We usually roasted eggplants two at a time. Mom would set the temperature to 375° F and leave them in for an hour, sometimes longer. We’d pierce them up and down with a fork so the air could escape. Eggplants are just like sponges, she’d say, laughing—air and water trapped in a peel! One time, when we forgot to pierce them first, the eggplants exploded all over the oven.
I’d watch the eggplants cook through the greasy window of our oven door. Bulbous and gleaming, their skins oozing caramel as they deflated. Once they were ready, Mom would pull them out, slice them tip to stem, and pry them open without burning herself. Let it cool first, she’d say as she swirled the flesh with her fork, the kitchen all smokey and bitter.

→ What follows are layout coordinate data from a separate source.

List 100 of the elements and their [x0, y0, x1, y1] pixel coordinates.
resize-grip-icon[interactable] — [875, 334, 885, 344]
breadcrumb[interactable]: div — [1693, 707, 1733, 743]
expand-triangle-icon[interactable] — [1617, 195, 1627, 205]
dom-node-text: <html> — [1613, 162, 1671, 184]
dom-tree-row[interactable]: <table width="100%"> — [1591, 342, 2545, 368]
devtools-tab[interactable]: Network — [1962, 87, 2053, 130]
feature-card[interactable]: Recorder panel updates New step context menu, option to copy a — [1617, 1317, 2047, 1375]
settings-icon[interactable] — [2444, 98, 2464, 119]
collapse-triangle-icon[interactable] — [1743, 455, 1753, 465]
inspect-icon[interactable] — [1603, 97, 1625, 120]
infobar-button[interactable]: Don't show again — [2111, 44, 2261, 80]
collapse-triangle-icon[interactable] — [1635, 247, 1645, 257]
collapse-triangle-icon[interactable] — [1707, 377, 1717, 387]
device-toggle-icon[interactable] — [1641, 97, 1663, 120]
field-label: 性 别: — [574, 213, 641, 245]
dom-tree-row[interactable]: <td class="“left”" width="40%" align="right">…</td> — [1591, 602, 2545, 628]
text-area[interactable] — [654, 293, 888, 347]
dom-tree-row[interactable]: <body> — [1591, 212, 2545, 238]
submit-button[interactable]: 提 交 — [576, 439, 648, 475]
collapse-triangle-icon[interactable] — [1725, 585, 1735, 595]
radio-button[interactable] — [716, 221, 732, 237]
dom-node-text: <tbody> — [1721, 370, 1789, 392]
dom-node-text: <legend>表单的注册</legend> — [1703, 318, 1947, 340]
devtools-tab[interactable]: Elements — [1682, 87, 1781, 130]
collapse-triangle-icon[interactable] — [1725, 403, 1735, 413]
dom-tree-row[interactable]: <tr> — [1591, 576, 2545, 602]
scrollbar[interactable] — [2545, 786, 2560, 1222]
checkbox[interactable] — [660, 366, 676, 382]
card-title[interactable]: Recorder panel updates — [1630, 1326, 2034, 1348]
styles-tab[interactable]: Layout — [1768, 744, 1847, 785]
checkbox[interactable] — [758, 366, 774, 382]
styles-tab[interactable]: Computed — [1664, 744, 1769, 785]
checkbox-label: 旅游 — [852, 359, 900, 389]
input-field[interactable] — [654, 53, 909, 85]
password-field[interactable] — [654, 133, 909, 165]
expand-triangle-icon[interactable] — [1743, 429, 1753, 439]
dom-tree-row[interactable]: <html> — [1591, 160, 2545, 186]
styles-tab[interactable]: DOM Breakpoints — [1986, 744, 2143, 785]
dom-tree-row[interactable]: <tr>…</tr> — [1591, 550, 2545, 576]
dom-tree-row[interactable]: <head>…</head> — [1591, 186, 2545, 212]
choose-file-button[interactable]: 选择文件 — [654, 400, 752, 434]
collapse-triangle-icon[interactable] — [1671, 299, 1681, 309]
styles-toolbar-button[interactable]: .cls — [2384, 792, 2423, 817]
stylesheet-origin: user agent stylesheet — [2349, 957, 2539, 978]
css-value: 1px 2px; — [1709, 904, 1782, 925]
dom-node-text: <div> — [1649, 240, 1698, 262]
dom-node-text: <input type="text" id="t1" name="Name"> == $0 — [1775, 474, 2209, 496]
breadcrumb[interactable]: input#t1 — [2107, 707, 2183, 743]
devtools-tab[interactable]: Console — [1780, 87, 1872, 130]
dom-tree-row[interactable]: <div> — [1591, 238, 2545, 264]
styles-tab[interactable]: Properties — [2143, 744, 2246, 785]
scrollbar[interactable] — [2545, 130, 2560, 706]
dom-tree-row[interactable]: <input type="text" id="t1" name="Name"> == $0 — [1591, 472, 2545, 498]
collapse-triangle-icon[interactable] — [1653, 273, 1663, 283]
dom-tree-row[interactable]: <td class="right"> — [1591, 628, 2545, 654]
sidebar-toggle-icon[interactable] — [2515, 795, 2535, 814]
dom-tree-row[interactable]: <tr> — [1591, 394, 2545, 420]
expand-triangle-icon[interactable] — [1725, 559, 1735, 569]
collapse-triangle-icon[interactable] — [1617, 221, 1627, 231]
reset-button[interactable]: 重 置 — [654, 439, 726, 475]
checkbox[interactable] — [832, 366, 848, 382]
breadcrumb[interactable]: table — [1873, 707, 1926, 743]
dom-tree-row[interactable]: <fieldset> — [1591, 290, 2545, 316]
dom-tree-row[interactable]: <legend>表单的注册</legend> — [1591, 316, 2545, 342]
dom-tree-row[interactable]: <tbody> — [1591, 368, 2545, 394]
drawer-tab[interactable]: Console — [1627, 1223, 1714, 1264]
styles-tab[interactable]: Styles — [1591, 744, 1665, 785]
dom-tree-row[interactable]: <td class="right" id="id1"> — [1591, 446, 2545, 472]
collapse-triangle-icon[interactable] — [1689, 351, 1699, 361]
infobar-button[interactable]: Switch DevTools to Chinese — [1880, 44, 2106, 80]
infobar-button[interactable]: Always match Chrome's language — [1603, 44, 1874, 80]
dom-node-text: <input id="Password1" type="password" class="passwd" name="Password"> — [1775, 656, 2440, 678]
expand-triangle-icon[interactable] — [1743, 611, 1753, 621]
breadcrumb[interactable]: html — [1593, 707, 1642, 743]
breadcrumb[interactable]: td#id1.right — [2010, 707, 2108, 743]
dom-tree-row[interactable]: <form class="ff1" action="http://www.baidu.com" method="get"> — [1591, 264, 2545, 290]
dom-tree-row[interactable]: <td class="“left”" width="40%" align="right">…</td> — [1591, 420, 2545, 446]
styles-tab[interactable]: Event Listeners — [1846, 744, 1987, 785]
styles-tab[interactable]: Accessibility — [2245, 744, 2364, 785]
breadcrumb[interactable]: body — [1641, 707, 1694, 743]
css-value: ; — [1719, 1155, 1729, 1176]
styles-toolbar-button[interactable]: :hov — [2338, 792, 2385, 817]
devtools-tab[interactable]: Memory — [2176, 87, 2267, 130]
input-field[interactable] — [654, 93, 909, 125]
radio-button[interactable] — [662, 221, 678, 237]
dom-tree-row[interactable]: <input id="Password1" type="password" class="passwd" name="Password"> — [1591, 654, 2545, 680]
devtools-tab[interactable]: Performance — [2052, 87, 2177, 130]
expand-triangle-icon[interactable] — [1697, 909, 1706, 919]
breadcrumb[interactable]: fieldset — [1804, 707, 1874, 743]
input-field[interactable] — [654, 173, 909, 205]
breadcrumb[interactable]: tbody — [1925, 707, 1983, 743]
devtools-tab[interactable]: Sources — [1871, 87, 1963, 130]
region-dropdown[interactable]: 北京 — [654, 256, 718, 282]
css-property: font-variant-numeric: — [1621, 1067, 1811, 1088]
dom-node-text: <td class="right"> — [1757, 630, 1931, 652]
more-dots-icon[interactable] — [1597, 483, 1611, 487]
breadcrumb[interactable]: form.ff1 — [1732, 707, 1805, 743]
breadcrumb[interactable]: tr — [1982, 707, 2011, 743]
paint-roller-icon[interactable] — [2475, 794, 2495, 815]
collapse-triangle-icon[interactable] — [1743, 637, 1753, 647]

The escaping steam would wrap around our faces as we spooned the stuff into a bowl.
Whenever I hear or say the word eggplant, I think of Mom. In Arabic it’s bitingan. If her belly ached, she’d say “ayu botni bitingani!” (“ow my belly, my eggplant!”). Maybe this was once a common phrase, something she heard when she was growing up.
Not long ago, I found a twelfth century poem about eggplant in a book of Arabic poetry in translation. The original, which I can barely penetrate, is composed of four lines, while the translation expands the poem to eight lines. The English is spongy with air and water, fusty with forced rhymes.
I searched for other translations of the poem and came across a collaboration by two poets. They re-envisioned “Eggplant” as a concrete poem. Since visual poetry was popular in Alexandria centuries ago, I thought it might cut closer to the ancient heart of eggplant. A singular ovoid shape with one word at the tip and one at the stem. Full waist, interrupted by commas. No forced rhymes. Pried-out heart. Antipathy of tidy seed to its obscene conclusion: purple limb deprived of oxygen, blackened by the violence of becoming.